The
collectins,
lung surfactant proteins A and D (SP-A and
SP-D), contribute to innate host defense against influenza A virus (IAV) in vivo. Although
collectins bind to the
viral hemagglutinin (HA) and inhibit early stages of
viral infection in vitro, they also bind to the
neuraminidase (NA) and inhibit NA activity. We used a variety of NA functional assays, viral strains and recombinant (mutant or wild type)

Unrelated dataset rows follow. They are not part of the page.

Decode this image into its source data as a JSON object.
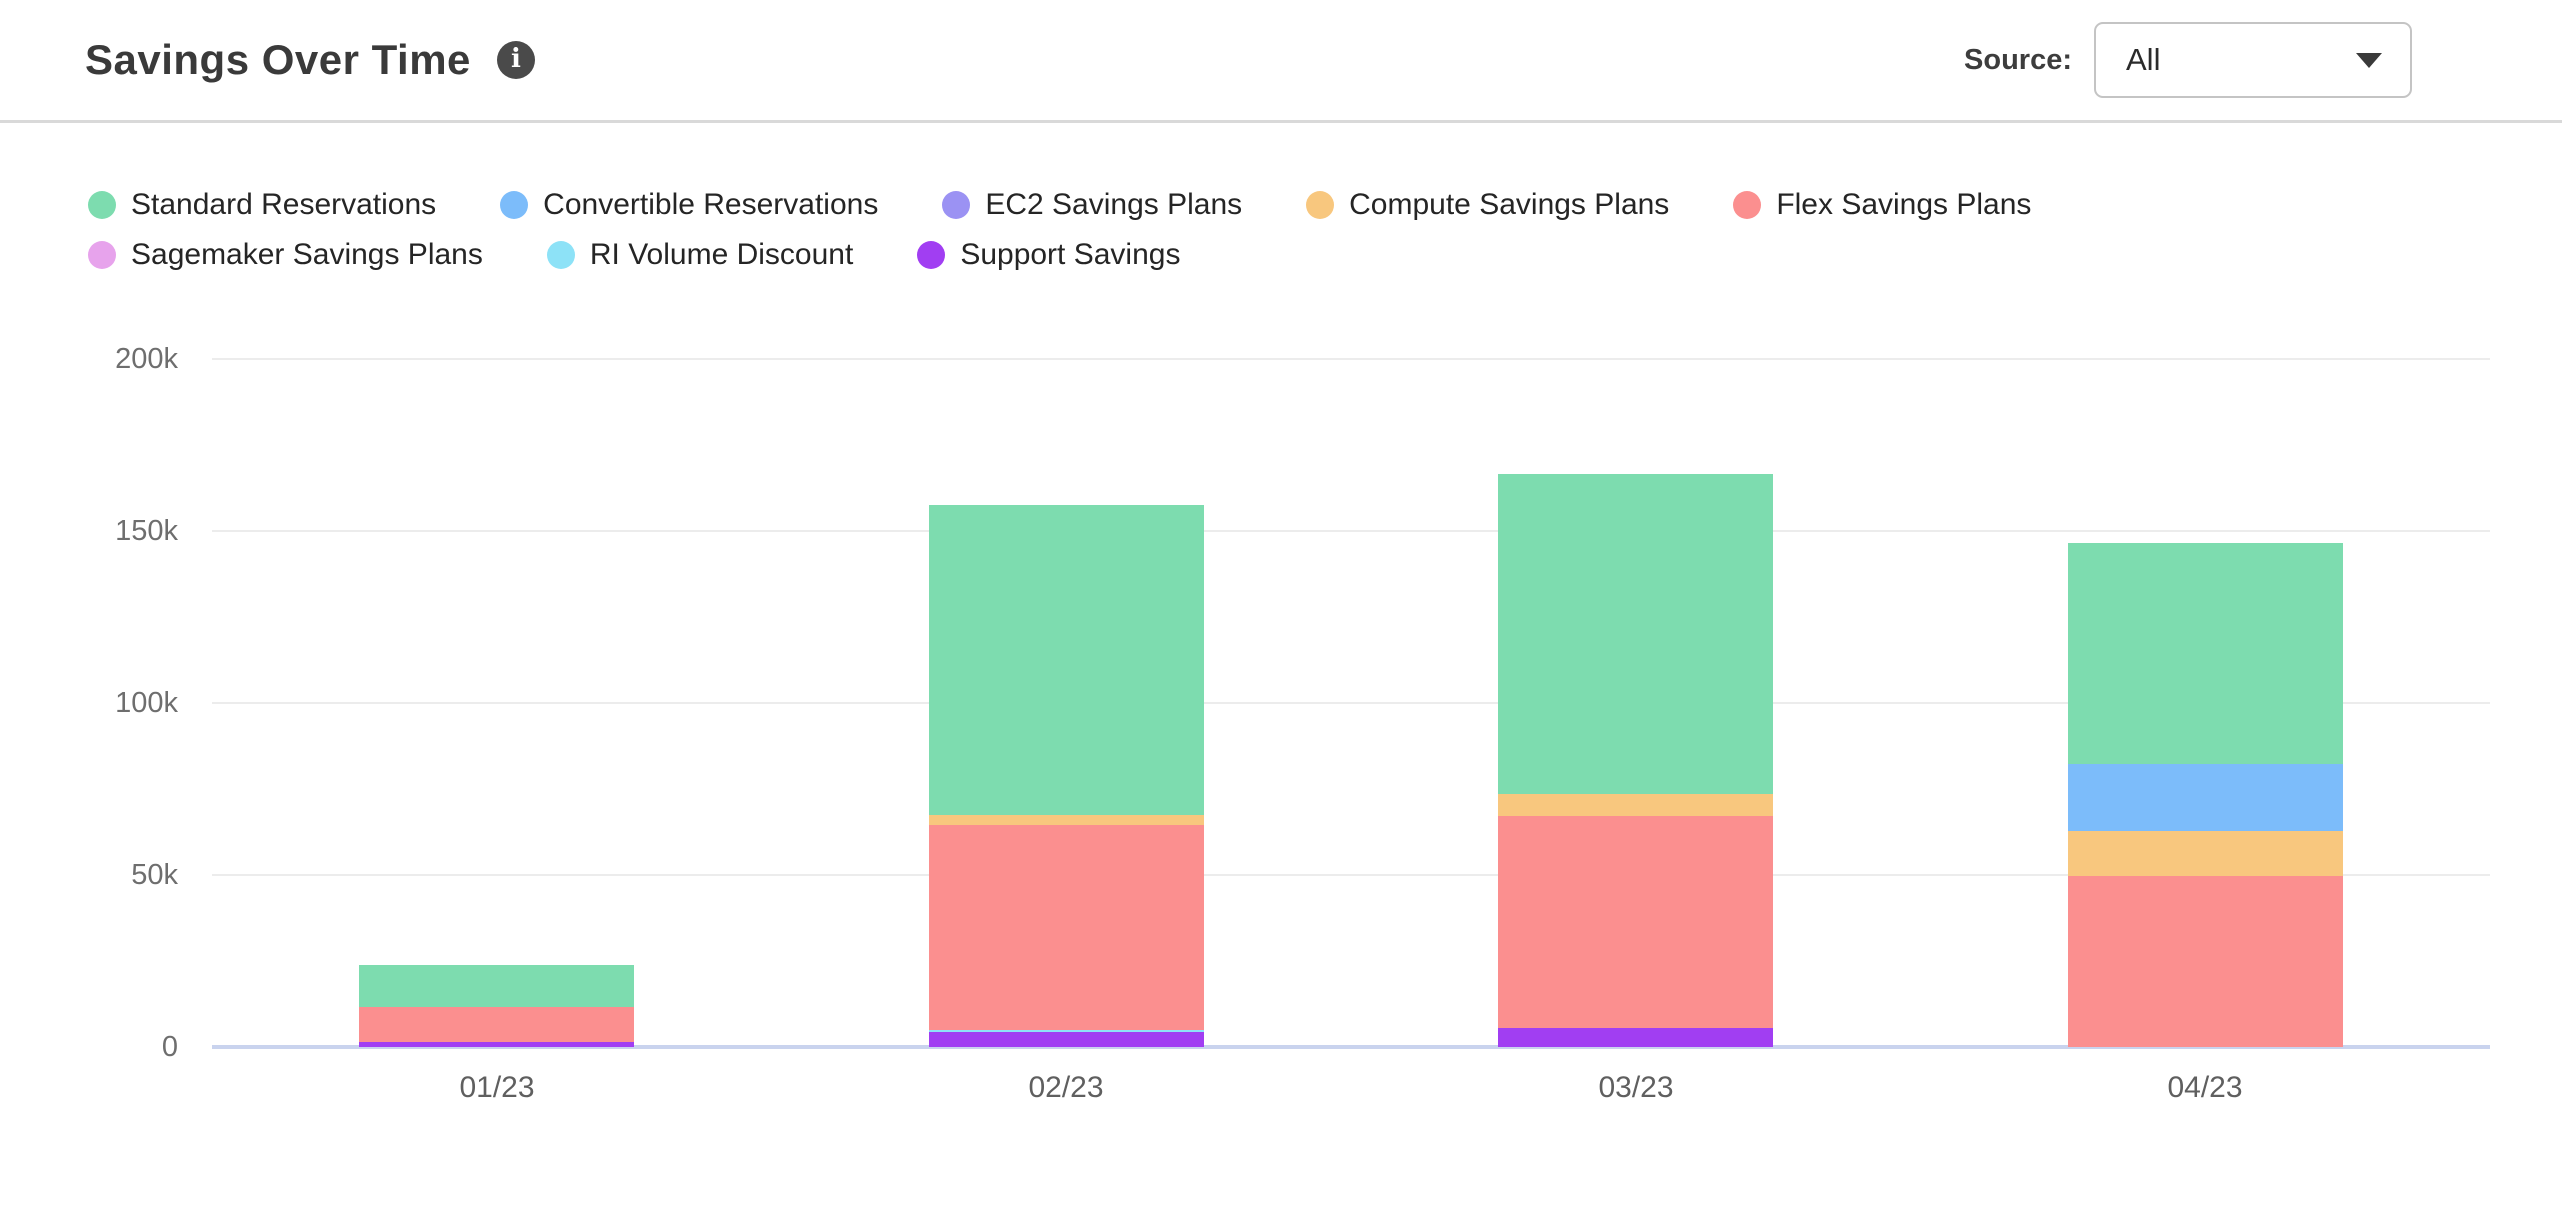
{
  "header": {
    "title": "Savings Over Time",
    "info_icon_glyph": "i",
    "source_label": "Source:",
    "source_value": "All"
  },
  "icons": {
    "info": "info-circle-icon",
    "dropdown": "chevron-down-icon"
  },
  "chart_data": {
    "type": "bar",
    "stacked": true,
    "title": "Savings Over Time",
    "categories": [
      "01/23",
      "02/23",
      "03/23",
      "04/23"
    ],
    "unit": "k (thousands)",
    "ylim": [
      0,
      200
    ],
    "y_ticks": [
      "200k",
      "150k",
      "100k",
      "50k",
      "0"
    ],
    "grid": "horizontal",
    "legend_position": "top",
    "series": [
      {
        "name": "Standard Reservations",
        "color": "#7ddcaf",
        "values": [
          12.2,
          90.1,
          92.9,
          64.3
        ]
      },
      {
        "name": "Convertible Reservations",
        "color": "#7cbcfa",
        "values": [
          0,
          0,
          0,
          19.3
        ]
      },
      {
        "name": "EC2 Savings Plans",
        "color": "#9b92f3",
        "values": [
          0,
          0,
          0,
          0
        ]
      },
      {
        "name": "Compute Savings Plans",
        "color": "#f8c77e",
        "values": [
          0,
          2.9,
          6.4,
          13.1
        ]
      },
      {
        "name": "Flex Savings Plans",
        "color": "#fb8f8f",
        "values": [
          10.1,
          59.6,
          61.8,
          49.8
        ]
      },
      {
        "name": "Sagemaker Savings Plans",
        "color": "#e7a3ec",
        "values": [
          0,
          0,
          0,
          0
        ]
      },
      {
        "name": "RI Volume Discount",
        "color": "#8de2f7",
        "values": [
          0,
          0.6,
          0,
          0
        ]
      },
      {
        "name": "Support Savings",
        "color": "#a13ef2",
        "values": [
          1.5,
          4.4,
          5.5,
          0
        ]
      }
    ],
    "stack_order_note": "bottom-to-top is reverse of series order (Support Savings at bottom, Standard Reservations on top)"
  }
}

collectins to characterize the mechanism of NA inhibition. NA inhibition by
SP-D correlates with binding of its
carbohydrate recognition domain (CRD) to oligomannose
oligosaccharides on the
viral hemagglutinin (HA). The effects of
SP-D are additive with
oseltamivir, consistent with differences in mechanism of action. NA inhibition was observed using
fetuin or MDCK cells as a substrate, but not in assays using a soluble
sialic acid analogue.
Collectin multimerization and CRD binding properties are key determinants for NA inhibition.
SP-D had greater NA inhibitory activity than
mannose-binding lectin, which in turn had greater activity than SP-A. The markedly greater NA inhibitory activity of
SP-D compared to SP-A may partly account for the finding that deletion of the
SP-D gene in mice has a greater effect on viral replication in vivo.